The National Institute for Health and Care Research (NIHR), the largest leading body for clinical & public health, social care, and translational research is conducting its annual meeting in Delhi on 26th and 27th of September. The aim of the conference is to discuss the importance of ‘Research in Surgery’ in India and across the globe.
Access to surgery is an essential component of health systems but has generally been neglected. There is a large unmet need for surgical care worldwide, with surgical conditions and treatments being poorly resourced, the COVID-19 pandemic has further accentuated the challenges associated with access and provision for essential surgery.
The two-day meeting in the city is organized in collaboration with the University of Birmingham, Christian Medical College Ludhiana, and Birmingham Clinical Trials Unit (BCTU) with an overarching aim to increase quality and standards of surgical care globally and especially in Lower Middle-Income countries (LMICs). It is found that where surgery is available, patients are 3 times more likely to die in LMICs after the operation than in high-income countries thus the NIHR aims to save lives through realistic and cost-effective solutions.

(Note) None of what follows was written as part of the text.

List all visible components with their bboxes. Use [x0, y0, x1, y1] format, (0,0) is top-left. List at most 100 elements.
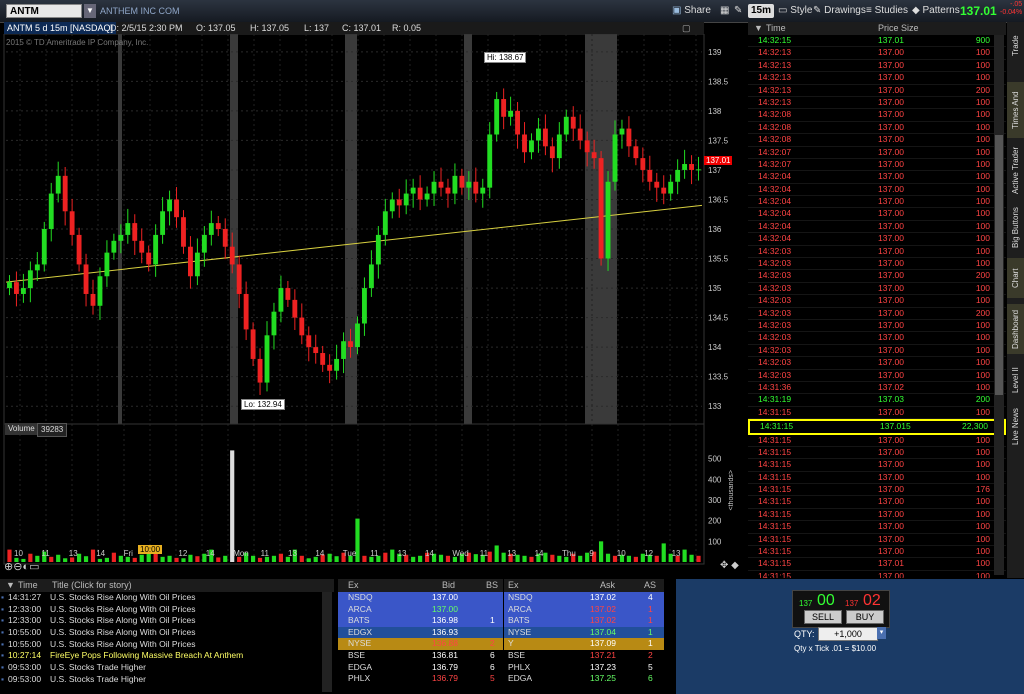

Speaking at the meeting, Professor Dion Morton, Colorectal Surgeon, Barling Chair of Surgery and Co-Director NIHR Global Health Research Unit on Global Surgery, University of Birmingham, said, “We conduct annual research prioritisation events such as this to allow surgeons from all over the world to establish the priorities and solutions for the network. We focus on advocacy, education, research, and clinical interventions. Working across clinical disciplines with surgeons, anesthetists, nurses, other healthcare professionals, and non-clinicians including policymakers, epidemiologists, and economists, as well as patients and community members we adopt an all-inclusive – top-down and bottom-up approach to engineer change. While the scope for research in surgery is vast and the impact crucial, it is our endeavour to communicate this hard-core grass-root data to the people, policymakers, and influencers to create a change in mindset and promote international and local funding.”
Addressing the NIHR global hub directors and other industry peers at the inauguration, Prof Parvez David Haque, General Surgeon, HOD Department of General Surgery, Hub Lead, NIHR Global Health Research Unit on Global Surgery; CMC & Hospital Ludhiana, said, “The biggest achievement by us at the India Hub is currently our network. The India Hub leads and coordinates research at 101 Indian hospitals which include clinical trials at 25 hospitals and cohort studies at 76 hospitals across India. Our partner hospitals include large urban hospitals and teaching institutions as well as smaller remote hospitals giving an accurate representation of the population case mix in India. We are working toward becoming more self-reliant than before and aim at collaborating with more partners. Research in surgery is important now more than ever post the pandemic as 1/3rd of the diseases are caused due to lack of appropriate post-operative care. With the right resources, NIHR can make a great impact on mortality rates post-surgery in India.”
The speakers at the meeting included senior officials from the Indian Council of Medical Research (ICMR), the British High Commission, the Public Health Foundation of India, and the Association of Surgeons of India (ASI) who addressed areas of concern such as – surgery as a primary determinant of good healthcare, surgery and its importance in healthcare policy and healthcare delivery in India, and delivery of good paediatric surgical care for children with congenital disability as well as Sustainability, Equity, Diversity, and Inclusion in global surgery.
Speaking on the importance of sustainability in surgery, Dr Dhruva Ghosh, Paediatric Surgeon – CMC Hospital Ludhiana, India Hub Director at NIHR Global Health Research Unit on Global Surgery, said , “The NIHR team recently conducted the first sustainable, zero-emission surgery in Birmingham, UK. Sustainable practices in surgery are crucial in research in surgery and its future. As operating rooms remain the most polluting zones in a hospital, it is essential to adopt measures to reduce carbon footprint in healthcare and bio-medical waste generation. These sustainable practices in surgery not only contribute to giving back to the environment but also are economically and practically feasible for LMICs.”
Speaking about future measures, Mr. Aneel Bhangu, Colorectal Surgeon, NIHR Clinical Scientist in Global Surgery, the University of Birmingham, said, “Currently, at least 4·2 million people worldwide die within 30 days of surgery each year, and half of these deaths occur in LMICs. Therefore, there is a pressing need to expand surgical services to underserved populations in tandem with initiatives to reduce postoperative complications. I think it is imperative that funders and policymakers must prioritize research that aims to make surgery safer.”
The NIHR GSU hub in India is based at Christian Medical College & Hospital, a 125-year-old institute in Ludhiana, Punjab and seeks to establish collaborations with surgeons, researchers and scientists in India to improve outcomes of surgical and post-operative care.